Anytime you type "former teacher" into the search engine, you come up with stories of teachers accused of misconduct (ok gross misconduct) and their life is forever changed. The interesting thing is, all of the stories begin with "accused of" and that is all it takes. I knew from the time I took my first position (opened in the middle of the year because the teacher was arrested for having relations with a high school student) that my career could be over at the mere accusation of a student, parent, or co-worker who didn't want me around.
This is a lot of stress to carry with you when you enjoy what you are doing so much. Not only did I need to fear the actions of others, but I consistently needed to self audit my language and actions anywhere I would be seen. The termination of a teacher holding beer steins in various countries on a Facebook page only added to the sometimes over-whelming fear that something could get in the way of me and my wonderful title of "teacher."
Perhaps in future posts, I can describe the various places I taught which included prek-university with the exclusion of k,6th,9th and 10th. For now I'll just describe the reason I find myself looking for a life after teaching.

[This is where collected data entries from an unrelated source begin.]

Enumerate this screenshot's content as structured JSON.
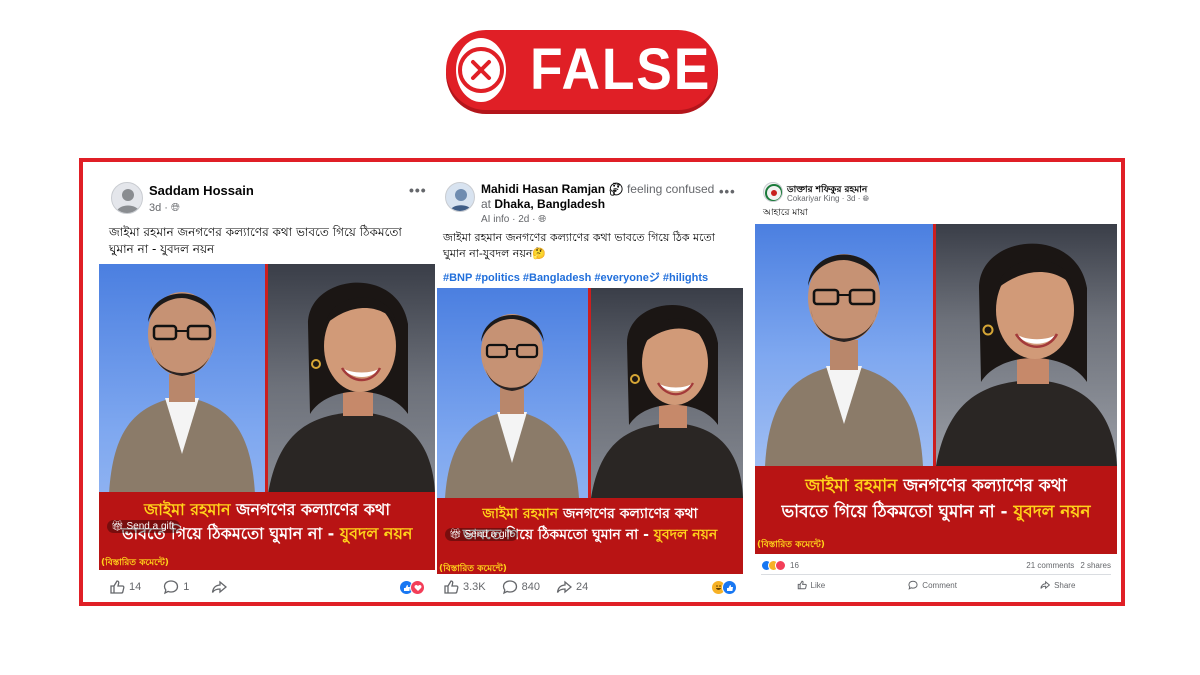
{
  "badge": {
    "label": "FALSE",
    "icon": "x-circle-icon",
    "color": "#e01f26"
  },
  "posts": [
    {
      "author": "Saddam Hossain",
      "time": "3d",
      "text": "জাইমা রহমান জনগণের কল্যাণের কথা ভাবতে গিয়ে ঠিকমতো ঘুমান না - যুবদল নয়ন",
      "caption_a": "জাইমা রহমান",
      "caption_b": " জনগণের কল্যাণের কথা",
      "caption_c": "ভাবতে গিয়ে ঠিকমতো ঘুমান না - ",
      "caption_d": "যুবদল নয়ন",
      "details": "(বিস্তারিত কমেন্টে)",
      "gift": "Send a gift",
      "likes": "14",
      "comments": "1"
    },
    {
      "author": "Mahidi Hasan Ramjan",
      "feeling": " feeling confused",
      "location_prefix": "at ",
      "location": "Dhaka, Bangladesh",
      "sub": "AI info",
      "time": "2d",
      "text": "জাইমা রহমান জনগণের কল্যাণের কথা ভাবতে  গিয়ে ঠিক মতো ঘুমান না-যুবদল নয়ন🤔",
      "tags": "#BNP #politics #Bangladesh #everyoneジ #hilights",
      "caption_a": "জাইমা রহমান",
      "caption_b": " জনগণের কল্যাণের কথা",
      "caption_c": "ভাবতে গিয়ে ঠিকমতো ঘুমান না - ",
      "caption_d": "যুবদল নয়ন",
      "details": "(বিস্তারিত কমেন্টে)",
      "gift": "Send a gift",
      "likes": "3.3K",
      "comments": "840",
      "shares": "24"
    },
    {
      "author": "ডাক্তার শফিকুর রহমান",
      "sub": "Cokariyar King",
      "time": "3d",
      "text": "আহারে মায়া",
      "caption_a": "জাইমা রহমান",
      "caption_b": " জনগণের কল্যাণের কথা",
      "caption_c": "ভাবতে গিয়ে ঠিকমতো ঘুমান না - ",
      "caption_d": "যুবদল নয়ন",
      "details": "(বিস্তারিত কমেন্টে)",
      "reaction_count": "16",
      "comments_label": "21 comments",
      "shares_label": "2 shares",
      "like_label": "Like",
      "comment_label": "Comment",
      "share_label": "Share"
    }
  ]
}
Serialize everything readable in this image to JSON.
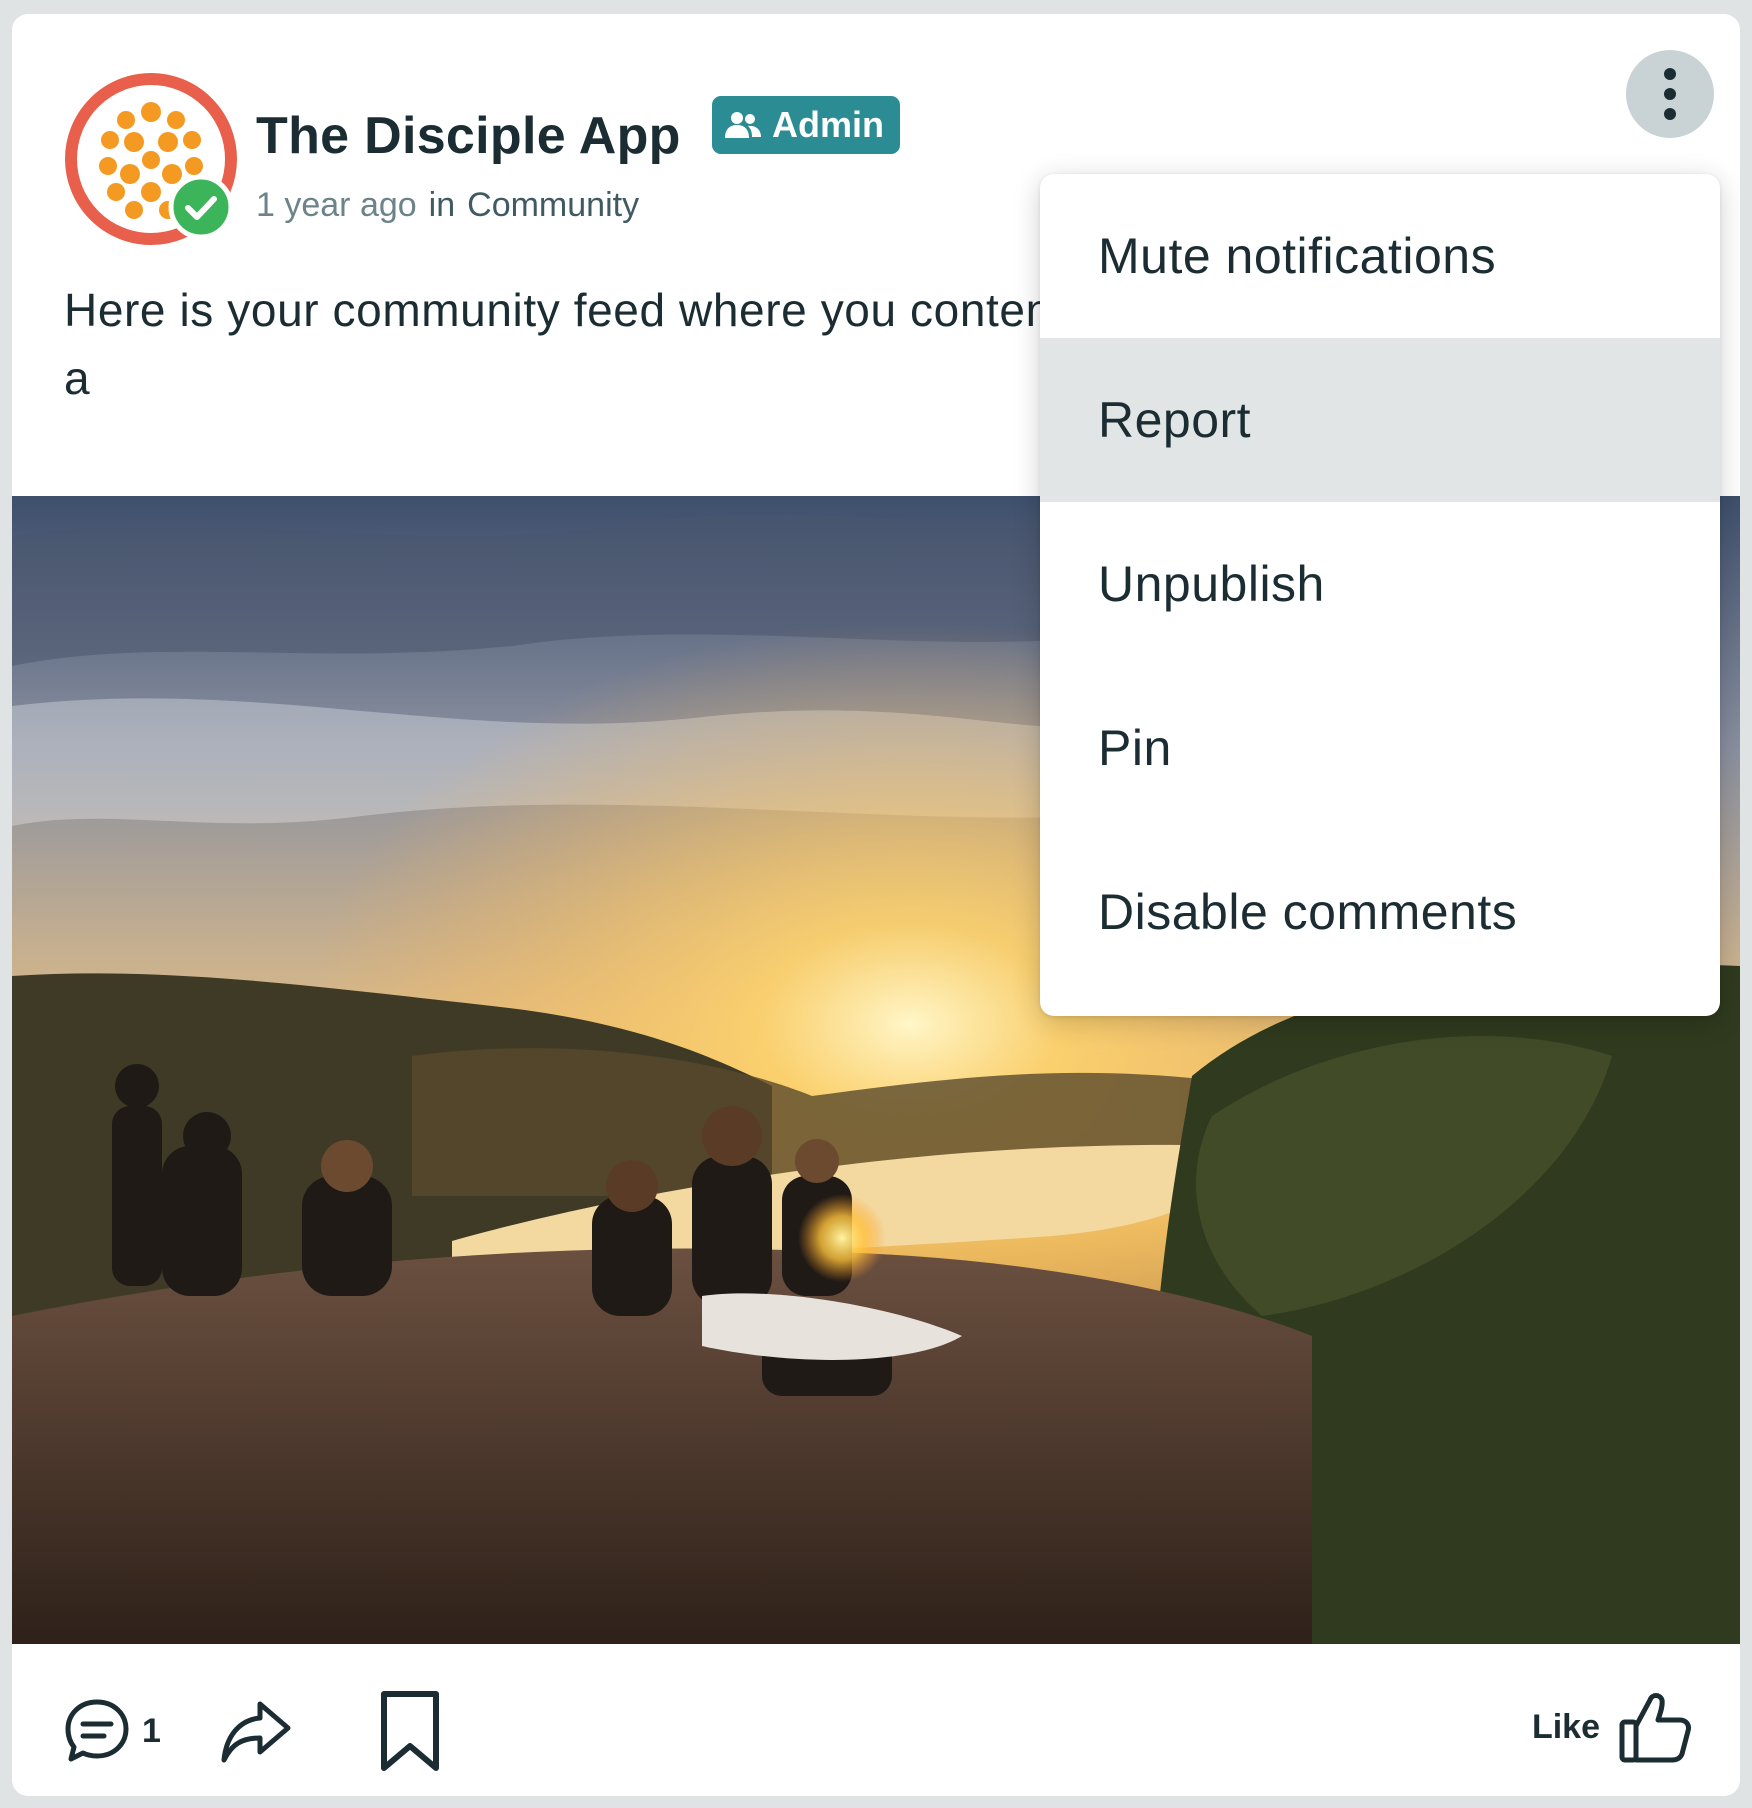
{
  "post": {
    "author": "The Disciple App",
    "badge": "Admin",
    "time": "1 year ago",
    "in_word": "in",
    "channel": "Community",
    "text": "Here is your community feed where you content including images, gifs, videos a"
  },
  "menu": {
    "items": [
      {
        "label": "Mute notifications"
      },
      {
        "label": "Report",
        "highlighted": true
      },
      {
        "label": "Unpublish"
      },
      {
        "label": "Pin"
      },
      {
        "label": "Disable comments"
      }
    ]
  },
  "footer": {
    "comment_count": "1",
    "like_label": "Like"
  },
  "icons": {
    "avatar": "disciple-app-logo",
    "verified": "checkmark-icon",
    "badge": "people-icon",
    "more": "kebab-vertical-icon",
    "comment": "comment-icon",
    "share": "share-icon",
    "bookmark": "bookmark-icon",
    "like": "thumbs-up-icon"
  },
  "colors": {
    "accent": "#2b8c93",
    "logo_ring": "#e8604c",
    "logo_fruit": "#f49a22",
    "verified": "#3cb55a",
    "text": "#1b2d33",
    "menu_highlight": "#e1e5e6"
  }
}
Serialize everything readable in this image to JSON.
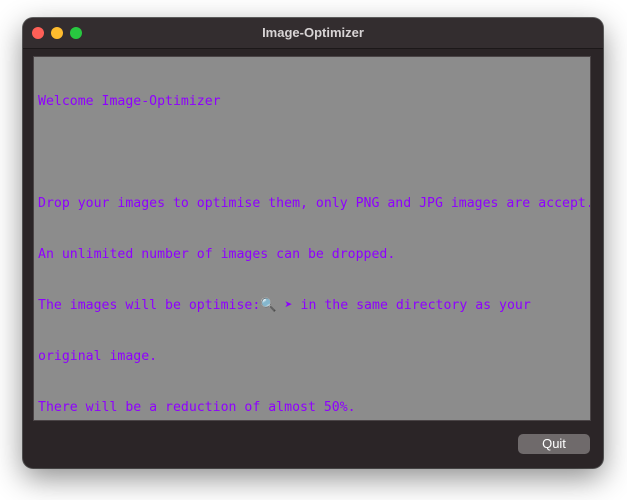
{
  "window": {
    "title": "Image-Optimizer"
  },
  "text_area": {
    "lines": [
      "Welcome Image-Optimizer",
      "",
      "Drop your images to optimise them, only PNG and JPG images are accept.",
      "An unlimited number of images can be dropped.",
      "The images will be optimise:🔍 ➤ in the same directory as your",
      "original image.",
      "There will be a reduction of almost 50%."
    ]
  },
  "footer": {
    "quit_label": "Quit"
  },
  "colors": {
    "text": "#8f00ff",
    "text_area_bg": "#8c8c8c",
    "window_bg": "#2b2527"
  }
}
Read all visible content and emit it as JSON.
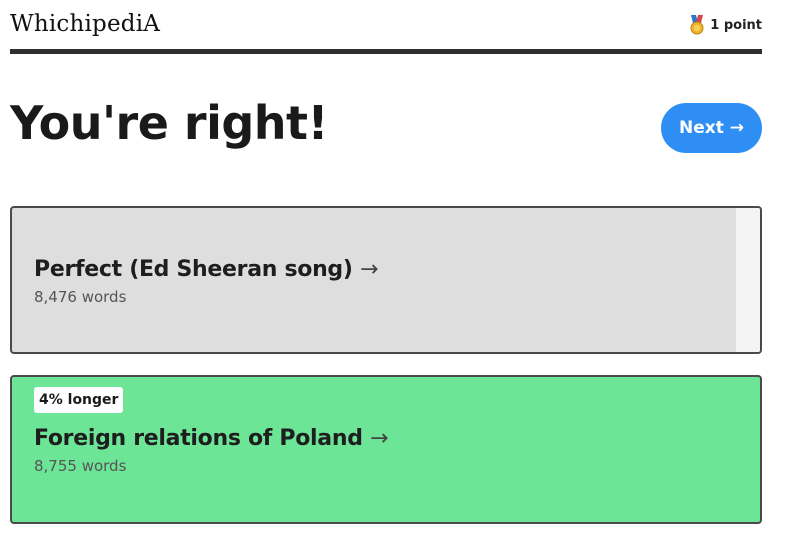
{
  "header": {
    "logo": "WhichipediA",
    "score_text": "1 point",
    "score_icon": "medal-icon"
  },
  "result": {
    "title": "You're right!",
    "next_label": "Next →"
  },
  "cards": [
    {
      "title": "Perfect (Ed Sheeran song)",
      "arrow": "→",
      "words": "8,476 words",
      "length_ratio": 0.968,
      "color": "#dedede"
    },
    {
      "badge": "4% longer",
      "title": "Foreign relations of Poland",
      "arrow": "→",
      "words": "8,755 words",
      "color": "#6de597"
    }
  ],
  "colors": {
    "accent": "#2f8ef4",
    "correct": "#6de597",
    "rule": "#2f2f2f"
  }
}
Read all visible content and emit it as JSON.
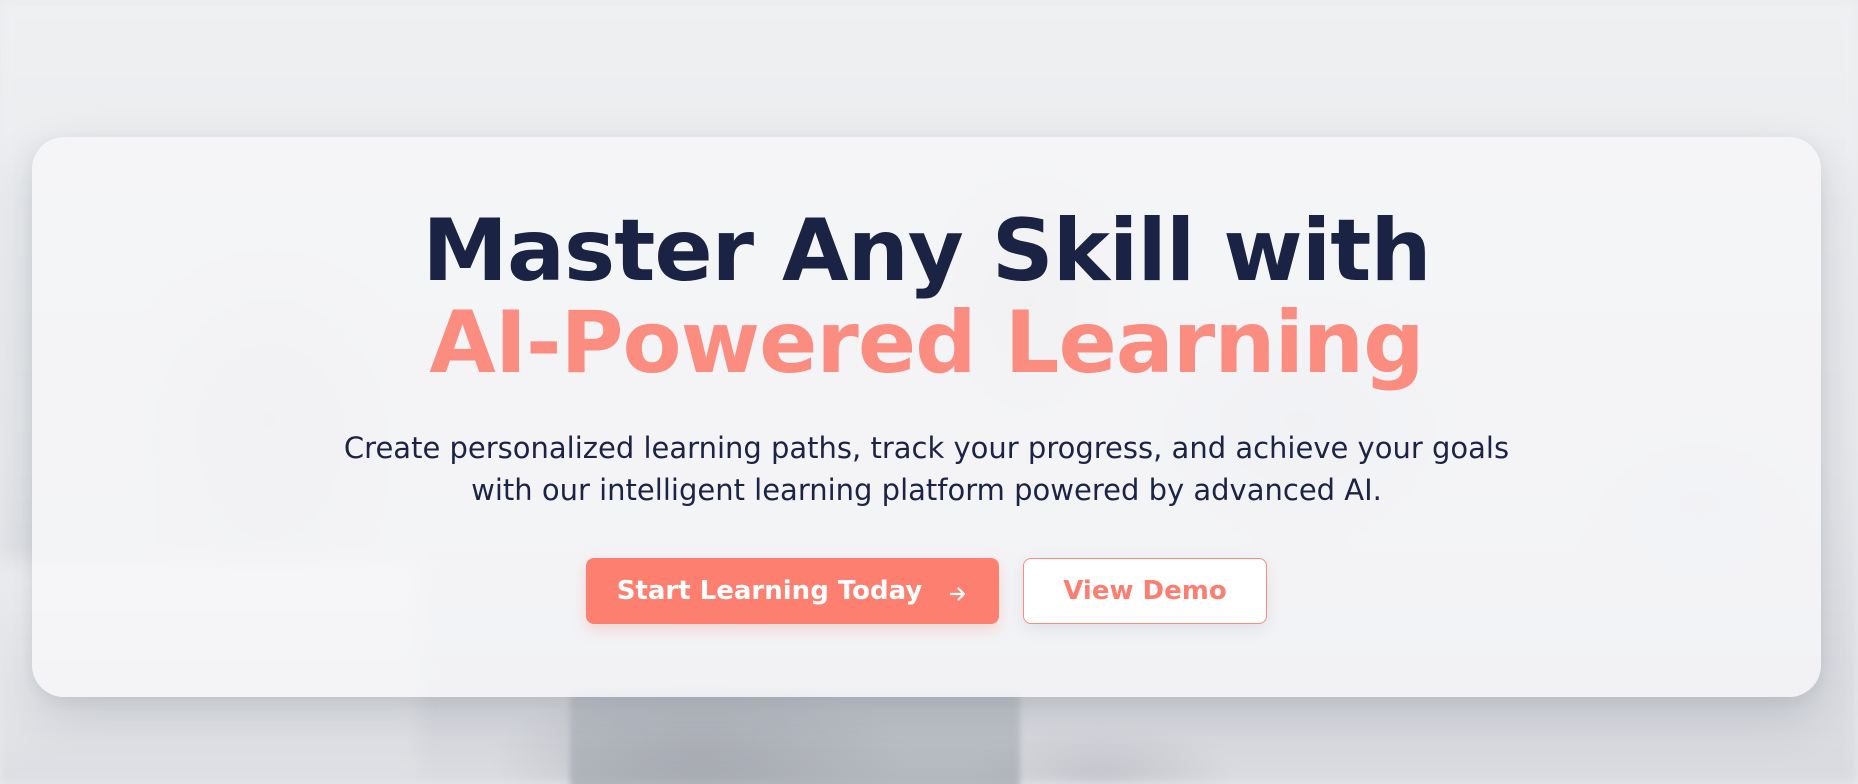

I found myself full-circle in a position of my dreams this year. I was hired to run the preschool program that was operated by juniors and seniors. I was to instruct the high school teachers and they instructed the prek students. I loved everything about this position and was doing a pretty good job despite a few "bumps in the road." Then the unexpected happened: I became ill.
My worst fear came true, but not because of anyone accusing me of anything. I can no longer teach because my body won't let me.
So begins my life after teaching. I'm 3 months into my life now and I still have not figured out exactly what comes next. If there is anyone out there who has already made this type of transition, I'd love to hear from you!